The 1950 S Quarter from the San Francisco mint represents a cornerstone for many coin collections. Like the Philadelphia mint, these quarters also have a 90% silver content, giving them a starting value slightly above face value. A circulated 1950 S Quarter typically sells for about $3.50-$5. However, an uncirculated example in MS65 grade can be worth around $35, demonstrating the impact of condition and grade on a coin’s value.

1950 D Quarter Value

The 1950 D Quarter, minted in Denver and recognized by the “D” mint mark, mirrors its counterparts in terms of silver content and base value. But here’s an interesting fact: a 1950-D over S quarter in MS-67 condition sold for a whopping $29,375 in 2013! While it’s not typical, this demonstrates the high premiums collectors are willing to pay for unique and rare coins. A circulated 1950 D Quarter can get you about $3.50-$5, depending on the silver spot price. However, an uncirculated 1950 D Quarters in MS65 grade can be valued at approximately $30.

1950 Proof Quarter Value

1950 Proof Quarters are special coins minted for collectors, exhibiting superior strike quality and mirrored surfaces. Owing to their unique characteristics, these quarters are much sought after by collectors. Even in relatively lower PF-63 grade, a 1950 Proof Quarter can command a price of around $40.

1950 Errors Quarter Value

The 1950 errors quarter refers to any quarter that has an abnormality or defect that occurred during the minting process. These errors can include doubled dies, repunched mint marks, off-center strikes, clipped planchets, and more. The 1950 error quarters, marked by unintentional minting errors, are quite rare and unique. While the value can vary greatly based on the type and prominence of the error, even minor misprints can significantly boost the coin’s worth. For example, a 1950 quarter with a 10% off-center strike in MS-65 condition sold for $1,080 in 2019. On the other hand, a 1950 quarter with a minor die crack in MS-65 condition sold for $9 in 2018. Collectors often pay premiums for these error coins, with the value often determined case by case.

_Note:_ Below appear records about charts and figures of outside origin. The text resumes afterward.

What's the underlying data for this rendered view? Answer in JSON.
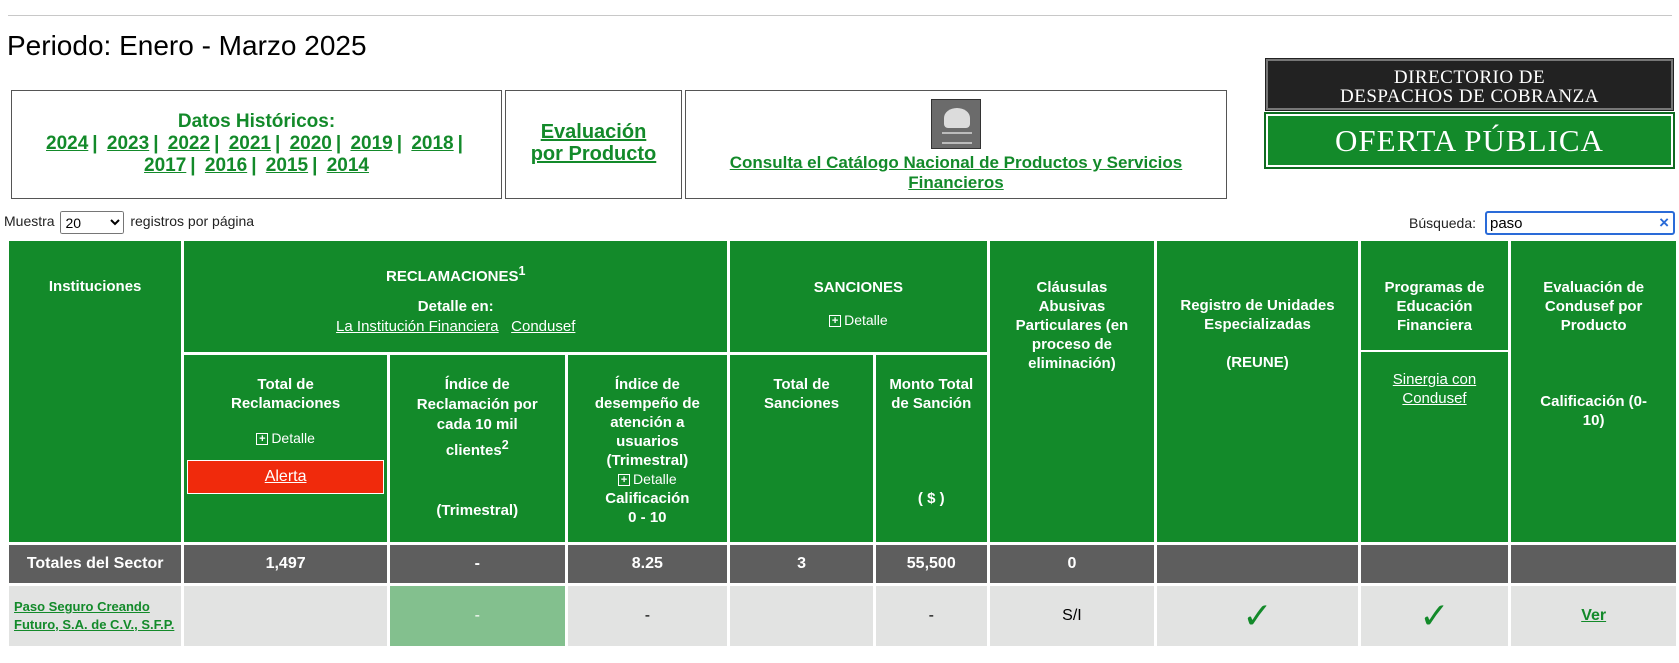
{
  "periodo": "Periodo: Enero - Marzo 2025",
  "historicos": {
    "title": "Datos Históricos:",
    "years": [
      "2024",
      "2023",
      "2022",
      "2021",
      "2020",
      "2019",
      "2018",
      "2017",
      "2016",
      "2015",
      "2014"
    ]
  },
  "evaluacion": {
    "line1": "Evaluación",
    "line2": "por Producto"
  },
  "catalogo": {
    "link": "Consulta el Catálogo Nacional de Productos y Servicios Financieros"
  },
  "banners": {
    "directorio_line1": "DIRECTORIO DE",
    "directorio_line2": "DESPACHOS DE COBRANZA",
    "oferta": "OFERTA PÚBLICA"
  },
  "controls": {
    "muestra_label": "Muestra",
    "page_size": "20",
    "registros_label": "registros por página",
    "busqueda_label": "Búsqueda:",
    "busqueda_value": "paso",
    "clear_icon": "×"
  },
  "headers": {
    "instituciones": "Instituciones",
    "reclamaciones": "RECLAMACIONES",
    "reclamaciones_sup": "1",
    "detalle_en": "Detalle en:",
    "link_institucion": "La Institución Financiera",
    "link_condusef": "Condusef",
    "sanciones": "SANCIONES",
    "detalle": "Detalle",
    "clausulas": "Cláusulas Abusivas Particulares (en proceso de eliminación)",
    "reune_1": "Registro de Unidades Especializadas",
    "reune_2": "(REUNE)",
    "programas": "Programas de Educación Financiera",
    "sinergia": "Sinergia con Condusef",
    "evaluacion_condusef": "Evaluación de Condusef por Producto",
    "calificacion_010": "Calificación (0-10)",
    "total_reclamaciones": "Total de Reclamaciones",
    "alerta": "Alerta",
    "indice_reclamacion": "Índice de Reclamación por cada 10 mil clientes",
    "indice_sup": "2",
    "trimestral": "(Trimestral)",
    "indice_desempeno": "Índice de desempeño de atención a usuarios (Trimestral)",
    "calificacion": "Calificación",
    "rango": "0 - 10",
    "total_sanciones": "Total de Sanciones",
    "monto_total": "Monto Total de Sanción",
    "moneda": "( $ )"
  },
  "totales": {
    "label": "Totales del Sector",
    "total_reclamaciones": "1,497",
    "indice_reclamacion": "-",
    "indice_desempeno": "8.25",
    "total_sanciones": "3",
    "monto_sancion": "55,500",
    "clausulas": "0",
    "reune": "",
    "programas": "",
    "evaluacion": ""
  },
  "rows": [
    {
      "institucion": "Paso Seguro Creando Futuro, S.A. de C.V., S.F.P.",
      "total_reclamaciones": "",
      "indice_reclamacion": "-",
      "indice_desempeno": "-",
      "total_sanciones": "",
      "monto_sancion": "-",
      "clausulas": "S/I",
      "reune": "✓",
      "programas": "✓",
      "evaluacion": "Ver"
    }
  ],
  "colors": {
    "green": "#138a2a",
    "alert": "#f02a0c",
    "totals": "#5e5e5e",
    "row": "#e2e3e2",
    "highlight": "#83c08e"
  }
}
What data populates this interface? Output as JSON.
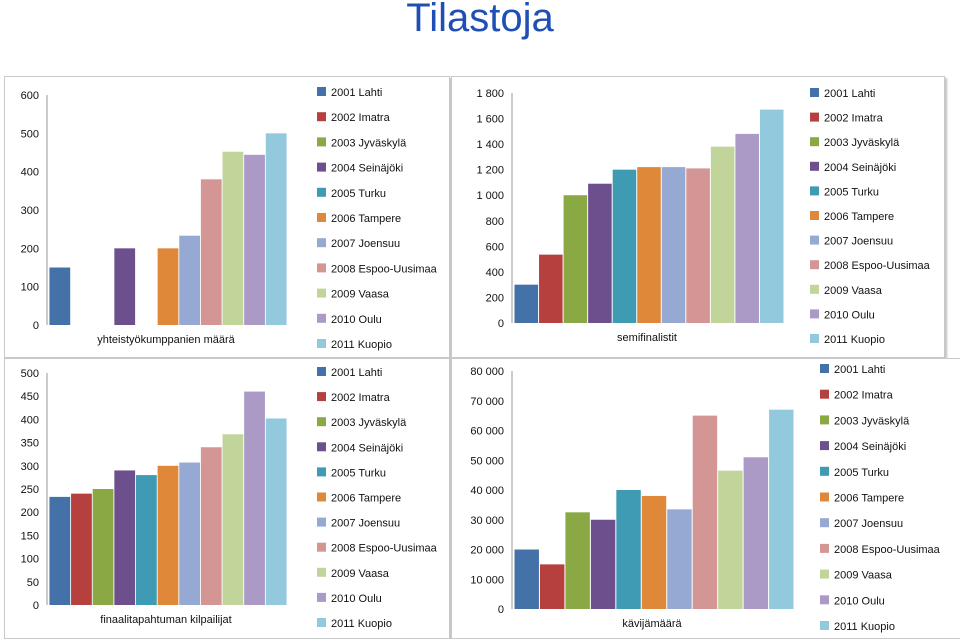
{
  "page_title": "Tilastoja",
  "chart_data": [
    {
      "type": "bar",
      "xlabel": "yhteistyökumppanien määrä",
      "ylim": [
        0,
        600
      ],
      "yticks": [
        "0",
        "100",
        "200",
        "300",
        "400",
        "500",
        "600"
      ],
      "grid": true,
      "legend": "right",
      "series": [
        {
          "name": "2001 Lahti",
          "value": 150
        },
        {
          "name": "2002 Imatra",
          "value": 0
        },
        {
          "name": "2003 Jyväskylä",
          "value": 0
        },
        {
          "name": "2004 Seinäjöki",
          "value": 200
        },
        {
          "name": "2005 Turku",
          "value": 0
        },
        {
          "name": "2006 Tampere",
          "value": 200
        },
        {
          "name": "2007 Joensuu",
          "value": 233
        },
        {
          "name": "2008 Espoo-Uusimaa",
          "value": 380
        },
        {
          "name": "2009 Vaasa",
          "value": 452
        },
        {
          "name": "2010 Oulu",
          "value": 444
        },
        {
          "name": "2011 Kuopio",
          "value": 500
        }
      ]
    },
    {
      "type": "bar",
      "xlabel": "semifinalistit",
      "ylim": [
        0,
        1800
      ],
      "yticks": [
        "0",
        "200",
        "400",
        "600",
        "800",
        "1 000",
        "1 200",
        "1 400",
        "1 600",
        "1 800"
      ],
      "grid": true,
      "legend": "right",
      "series": [
        {
          "name": "2001 Lahti",
          "value": 300
        },
        {
          "name": "2002 Imatra",
          "value": 535
        },
        {
          "name": "2003 Jyväskylä",
          "value": 1000
        },
        {
          "name": "2004 Seinäjöki",
          "value": 1090
        },
        {
          "name": "2005 Turku",
          "value": 1200
        },
        {
          "name": "2006 Tampere",
          "value": 1220
        },
        {
          "name": "2007 Joensuu",
          "value": 1220
        },
        {
          "name": "2008 Espoo-Uusimaa",
          "value": 1210
        },
        {
          "name": "2009 Vaasa",
          "value": 1380
        },
        {
          "name": "2010 Oulu",
          "value": 1480
        },
        {
          "name": "2011 Kuopio",
          "value": 1670
        }
      ]
    },
    {
      "type": "bar",
      "xlabel": "finaalitapahtuman kilpailijat",
      "ylim": [
        0,
        500
      ],
      "yticks": [
        "0",
        "50",
        "100",
        "150",
        "200",
        "250",
        "300",
        "350",
        "400",
        "450",
        "500"
      ],
      "grid": true,
      "legend": "right",
      "series": [
        {
          "name": "2001 Lahti",
          "value": 233
        },
        {
          "name": "2002 Imatra",
          "value": 240
        },
        {
          "name": "2003 Jyväskylä",
          "value": 250
        },
        {
          "name": "2004 Seinäjöki",
          "value": 290
        },
        {
          "name": "2005 Turku",
          "value": 280
        },
        {
          "name": "2006 Tampere",
          "value": 300
        },
        {
          "name": "2007 Joensuu",
          "value": 307
        },
        {
          "name": "2008 Espoo-Uusimaa",
          "value": 340
        },
        {
          "name": "2009 Vaasa",
          "value": 368
        },
        {
          "name": "2010 Oulu",
          "value": 460
        },
        {
          "name": "2011 Kuopio",
          "value": 402
        }
      ]
    },
    {
      "type": "bar",
      "xlabel": "kävijämäärä",
      "ylim": [
        0,
        80000
      ],
      "yticks": [
        "0",
        "10 000",
        "20 000",
        "30 000",
        "40 000",
        "50 000",
        "60 000",
        "70 000",
        "80 000"
      ],
      "grid": true,
      "legend": "right",
      "series": [
        {
          "name": "2001 Lahti",
          "value": 20000
        },
        {
          "name": "2002 Imatra",
          "value": 15000
        },
        {
          "name": "2003 Jyväskylä",
          "value": 32500
        },
        {
          "name": "2004 Seinäjöki",
          "value": 30000
        },
        {
          "name": "2005 Turku",
          "value": 40000
        },
        {
          "name": "2006 Tampere",
          "value": 38000
        },
        {
          "name": "2007 Joensuu",
          "value": 33500
        },
        {
          "name": "2008 Espoo-Uusimaa",
          "value": 65000
        },
        {
          "name": "2009 Vaasa",
          "value": 46500
        },
        {
          "name": "2010 Oulu",
          "value": 51000
        },
        {
          "name": "2011 Kuopio",
          "value": 67000
        }
      ]
    }
  ],
  "colors": [
    "#4472a8",
    "#b5403d",
    "#8aa944",
    "#6e4f8e",
    "#3f9bb3",
    "#e0883a",
    "#96a9d3",
    "#d49694",
    "#c1d59b",
    "#ab9ac6",
    "#93c9dc"
  ]
}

In conclusion, whether it’s a regular 1950 quarter or one with an error, each carries value worth exploring. The coin’s condition, mint mark, and uniqueness all contribute to its worth, underlining the significance of understanding each coin’s specifics. Happy coin hunting!

What 1950 quarters are rare?

The 1950-D over S quarter is considered to be one of the rarest and most sought-after variations. This coin is a result of an over minting error where a Denver mint (D) was struck over an San Francisco mint (S), making it a unique find.

Is a 1950 quarter silver?

Yes, all 1950 Washington quarters are composed of 90% silver and 10% copper. This silver composition applies to all Washington quarters minted between 1932 and 1964.

How much is a 1950-S mint mark quarter worth?

The value of a 1950-S quarter can vary greatly depending on its condition and any unique characteristics. In average circulated condition, it might be worth around $3.5 to $5, given the silver content. However, in uncirculated or mint state condition, the value can rise significantly. Special varieties, like the aforementioned 1950-D over S error, can command prices in the thousands of dollars if in high-grade condition. Always consider having your coin professionally graded to accurately determine its value.